Примечательно, что данный художником масштаб церкви предполагает ее предельное удаление. А при этом расстояние между заставой и храмом необычайно мало, благодаря чему его изображение оказывается пространственно приближенным. В результате возникает вопиющее несоответствие масштабов церкви и пограничных столбов, вырастающих сразу же до невероятных, гигантских размеров, свидетельствуя о явном выпадении изображения церкви из общей перспективы построения. И все же никаких нарушений здесь нет. Подобный эффект вызван сознательно, и достигается он при использовании старого как мир приема — введения еще одной, новой перспективы для изображения храма, который, таким образом, оказывается в совершенно иной пространственной среде. Композиционно Перов помещает маленькую церквушку в основание разбегающихся от нее вверх линий. Справа — абрисом поднимающегося уступами обелиска, а слева — диагонали заснеженных крыш. Скомпонованная таким образом пространственная среда, отождествленная с небесной сферой, начинает существовать как в обратной перспективе, разрастаясь по восходящей. И свет, заполняющий ее, точно так же все более разгораясь по мере удаления от горизонта, набирает свою силу, под натиском которой отступают ночные тени. И тогда линия горизонта, совпав с вершиной холма, осененного храмом, становится пограничьем не столько между небом и землей, сколько между светом и тьмой. И следовательно, церковь оказывается ключевым звеном в композиции, вобравшей в себя образы двух миров: дольнего, с его адскими губительными страстями, и горнего, открывающегося в обратной перспективе духовным пространством церкви, с его просветленностью и чистотой.

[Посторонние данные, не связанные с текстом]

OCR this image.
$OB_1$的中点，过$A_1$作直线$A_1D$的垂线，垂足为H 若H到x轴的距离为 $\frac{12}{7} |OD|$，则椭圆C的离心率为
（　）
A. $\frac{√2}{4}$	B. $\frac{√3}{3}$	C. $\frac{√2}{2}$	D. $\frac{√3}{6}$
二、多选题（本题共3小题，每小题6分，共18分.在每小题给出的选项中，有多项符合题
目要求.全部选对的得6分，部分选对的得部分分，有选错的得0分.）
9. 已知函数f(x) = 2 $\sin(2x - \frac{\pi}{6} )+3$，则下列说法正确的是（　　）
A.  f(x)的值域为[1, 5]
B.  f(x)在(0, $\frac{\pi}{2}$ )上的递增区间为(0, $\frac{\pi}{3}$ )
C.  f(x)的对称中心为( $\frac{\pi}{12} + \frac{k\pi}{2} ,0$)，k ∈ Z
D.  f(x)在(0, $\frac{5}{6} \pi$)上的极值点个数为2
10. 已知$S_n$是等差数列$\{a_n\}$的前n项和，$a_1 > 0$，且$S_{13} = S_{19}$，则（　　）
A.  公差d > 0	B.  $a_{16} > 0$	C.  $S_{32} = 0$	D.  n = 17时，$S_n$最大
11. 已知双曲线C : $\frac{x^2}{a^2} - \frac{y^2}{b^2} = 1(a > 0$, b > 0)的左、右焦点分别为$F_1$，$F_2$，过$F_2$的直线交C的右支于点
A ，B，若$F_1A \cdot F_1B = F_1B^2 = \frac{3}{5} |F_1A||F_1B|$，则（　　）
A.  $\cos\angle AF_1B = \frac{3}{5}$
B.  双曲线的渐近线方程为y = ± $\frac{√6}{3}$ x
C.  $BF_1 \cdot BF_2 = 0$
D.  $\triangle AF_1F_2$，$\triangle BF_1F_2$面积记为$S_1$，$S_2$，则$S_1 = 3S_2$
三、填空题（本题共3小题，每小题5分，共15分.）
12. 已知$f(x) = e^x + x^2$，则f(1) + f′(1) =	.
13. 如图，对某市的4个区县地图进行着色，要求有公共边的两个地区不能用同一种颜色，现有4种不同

Несмотря на все свое контрастное сопоставление, самостоятельность и даже самодостаточность, изображения первого и второго планов тем не менее даны не в отрыве, а в тесном соприкосновении друг с другом. И даже более того — с выявлением связующего между ними, представленного образом той самой широкой дороги, что пролегла совсем рядом, предоставляя каждому выбор пути: к пагубе или спасению.

К сожалению, современники увидели в картине лишь «обличительный сюжет»21. В то время как здесь сфокусировалась, по определению самого Перова, «внутренняя, моральная сторона»22 человеческого бытия, которая была для него важнее всего.

Еще никогда Перов не поднимался до таких обобщений. Да и сама идея выбора как нравственного самоопределения человека еще никогда в русском искусстве не формулировалась столь четко и откровенно.

Картина «Последний кабак у заставы», подведя определенный итог всему, что делал художник в предшествующие годы, стала во многом рубежной, и не только для него самого. Положив в основу своего искусства религиозное начало, художник поднял и сам жанр на такую высоту, на которой зло начинает осмысливаться не только и даже не столько социально, сколько нравственно, как смертоносная язва, разлагающая человеческие души. Нравственное измерение зла — вот то новое, что привнес в отечественное искусство Василий Перов. Пафос искусства мастера — не в обличении зла как такового, а в необходимости и возможности человека в самом себе противостоять злу, в утверждении той внутренней, одухотворенной силы, что способна поднять человека над невзгодами, скорбями и унижением.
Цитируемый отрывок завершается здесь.